The novel is set in New York City in the late 70s. It’s Labor Day weekend, and the city is in the grip of a major heat wave. A strike by the Sanitation Worker’s Union means that garbage has gone uncollected for weeks. The city’s financial crisis means that many agencies and offices are underfunded and understaffed.
Sarah Dobbs, a sixteen year-old girl from an affluent family, has just gotten off a bus at the Port Authority terminal. She is returning to the city from a vacation spent in California. Sarah isn’t feeling well, and she just wants to get home and get some rest. When a pimp named Flash tries to recruit her, Sarah can’t help coughing right into his face……….
Within the next 48 hours, Sarah Dobbs is deathly ill, and in the intensive care ward of Metropolitan Hospital. The attending physicians have diagnosed her with a particularly virulent case of pneumonia. They think the scratches on the girl’s forearm are from injecting drugs. Little do they know that Sarah is not a drug user. But she did take an up-close photograph of ground squirrel while vacationing in California…..and the squirrel had fleas. Fleas that have infected Sarah Dobbs with plague……..
‘The Black Death’ is a medical thriller that deals with an outbreak of plague in New York City. It’s an effective book, probably due in part to the fact that author John S. Marr (b. 1940) is a physician, and the book reflects his knowledge of the intricacies of autopsies, hospitalization, public health, and epidemiology. Indeed, during the mid-70s Marr served as New York’s primary epidemiologist, and directed the city’s response to the Swine Flu outbreak of 1976.

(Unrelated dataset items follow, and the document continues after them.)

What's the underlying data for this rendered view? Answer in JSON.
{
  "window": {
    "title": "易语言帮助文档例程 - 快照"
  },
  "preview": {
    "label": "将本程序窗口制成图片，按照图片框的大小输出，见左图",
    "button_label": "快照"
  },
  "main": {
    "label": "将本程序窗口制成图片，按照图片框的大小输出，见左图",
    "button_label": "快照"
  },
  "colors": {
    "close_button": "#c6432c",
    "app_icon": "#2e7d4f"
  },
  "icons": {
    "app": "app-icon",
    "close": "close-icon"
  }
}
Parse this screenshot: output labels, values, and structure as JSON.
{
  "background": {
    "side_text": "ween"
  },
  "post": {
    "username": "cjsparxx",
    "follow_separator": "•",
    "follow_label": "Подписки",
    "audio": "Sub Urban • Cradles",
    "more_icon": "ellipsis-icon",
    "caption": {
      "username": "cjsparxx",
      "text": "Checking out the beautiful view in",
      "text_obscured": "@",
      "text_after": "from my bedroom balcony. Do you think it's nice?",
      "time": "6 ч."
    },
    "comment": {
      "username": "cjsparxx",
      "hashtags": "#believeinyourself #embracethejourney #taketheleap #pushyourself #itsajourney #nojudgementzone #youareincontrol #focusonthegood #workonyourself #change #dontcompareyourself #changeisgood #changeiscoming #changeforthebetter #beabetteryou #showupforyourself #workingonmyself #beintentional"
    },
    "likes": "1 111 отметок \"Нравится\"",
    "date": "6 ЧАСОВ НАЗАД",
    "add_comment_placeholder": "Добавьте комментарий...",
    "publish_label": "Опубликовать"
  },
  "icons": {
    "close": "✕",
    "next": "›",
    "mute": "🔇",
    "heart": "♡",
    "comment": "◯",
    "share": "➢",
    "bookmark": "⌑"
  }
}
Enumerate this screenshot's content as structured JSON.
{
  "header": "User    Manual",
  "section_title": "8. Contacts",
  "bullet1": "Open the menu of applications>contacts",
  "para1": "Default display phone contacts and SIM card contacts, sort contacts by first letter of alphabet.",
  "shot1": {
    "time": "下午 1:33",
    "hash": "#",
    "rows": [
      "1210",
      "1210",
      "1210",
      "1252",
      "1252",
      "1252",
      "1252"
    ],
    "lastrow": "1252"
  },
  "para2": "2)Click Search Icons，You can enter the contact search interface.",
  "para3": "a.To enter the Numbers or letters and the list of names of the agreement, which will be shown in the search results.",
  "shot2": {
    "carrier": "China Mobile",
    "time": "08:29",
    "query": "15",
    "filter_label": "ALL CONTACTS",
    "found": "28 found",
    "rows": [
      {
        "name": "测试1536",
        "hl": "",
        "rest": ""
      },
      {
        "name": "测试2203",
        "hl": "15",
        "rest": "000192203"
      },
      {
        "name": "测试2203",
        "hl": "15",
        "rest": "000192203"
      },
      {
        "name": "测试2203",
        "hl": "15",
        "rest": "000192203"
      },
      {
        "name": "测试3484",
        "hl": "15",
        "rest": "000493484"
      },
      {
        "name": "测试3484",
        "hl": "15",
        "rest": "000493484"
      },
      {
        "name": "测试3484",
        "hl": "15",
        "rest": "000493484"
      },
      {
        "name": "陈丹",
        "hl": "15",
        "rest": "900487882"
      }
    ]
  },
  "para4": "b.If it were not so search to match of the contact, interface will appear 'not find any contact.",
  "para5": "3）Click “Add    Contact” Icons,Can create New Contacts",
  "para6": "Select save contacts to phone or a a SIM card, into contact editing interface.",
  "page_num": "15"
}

A number of features make ‘The Black Death’ an effective novel. One is the use of a documentary-based prose style similar to that showcased by Michael Crichton in his medical thrillers. Another is its excellent re-creation of the state of New York in the late 70s, and its unique atmosphere of squalor, decay, and chaos:
Whatever had been bothering him in Chelsea was gone, or at least set aside, by the time he passed Sheridan Square in the Village. Two drag queens dozed on a bench in the dusty little park. From the smashed wine bottle, squeezed-out tubes of K-Y jelly, and the clumps of Kleenex, Hart concluded that the night there had been a busy one.
***
They walked to 118 East 104th Street, a decaying five-story walkup that was about 80 years old, built for the middle-income Irish and Italians moving up from the Lower East Side to escape the Jews……After some bloody skirmishes in the early sixties, the Irish and Italians left, mainly for the suburbs. The few who remained were locked into the area by poverty. “Boy, what a dump”. Maldonado looked at the explosion of garbage on the steps – banana peels, orange rinds, a rotting papaya, smashed bottles, an empty Pampers box, a broken doll. Several bulging plastic sacks ballooned with the foul gas of fermenting garbage.
***
The night was hot in the streets and even hotter in the small basement apartment.
“Your son is very sick,” Rodriguez told the old woman in Spanish. “He must go to the hospital.”
The woman pursed her mouth and shook her head. She looked at the man stretched out on the bare mattress on the floor. He wore only a pair of trousers. He was breathing very rapidly and his chest gleamed with sweat. His chin was smeared with dried blood.Two small children in diapers played on the dirty, cracked linoleum floor nearby. Three men and two women sat on a sagging sofa drinking beer and watching television.
The only weak note in the novel is the inclusion of the 70s thriller novel staple of the Megalomaniacal Military Officer; in this case, it's a General Daniel Cosgrove, who sees the situation in New York City through the dual lenses of paranoia, and opportunism. A sub-plot involving Cosgrove runs throughout most of the book, and contributes to its rather contrived ending.
Summing up, however, 'The Black Death' manages to be a very entertaining medical thriller and a great evocation of the era in which the Rolling Stones song 'Shattered' summed up the state of New York City:
To live in this town you must be tough, tough, tough, tough, tough!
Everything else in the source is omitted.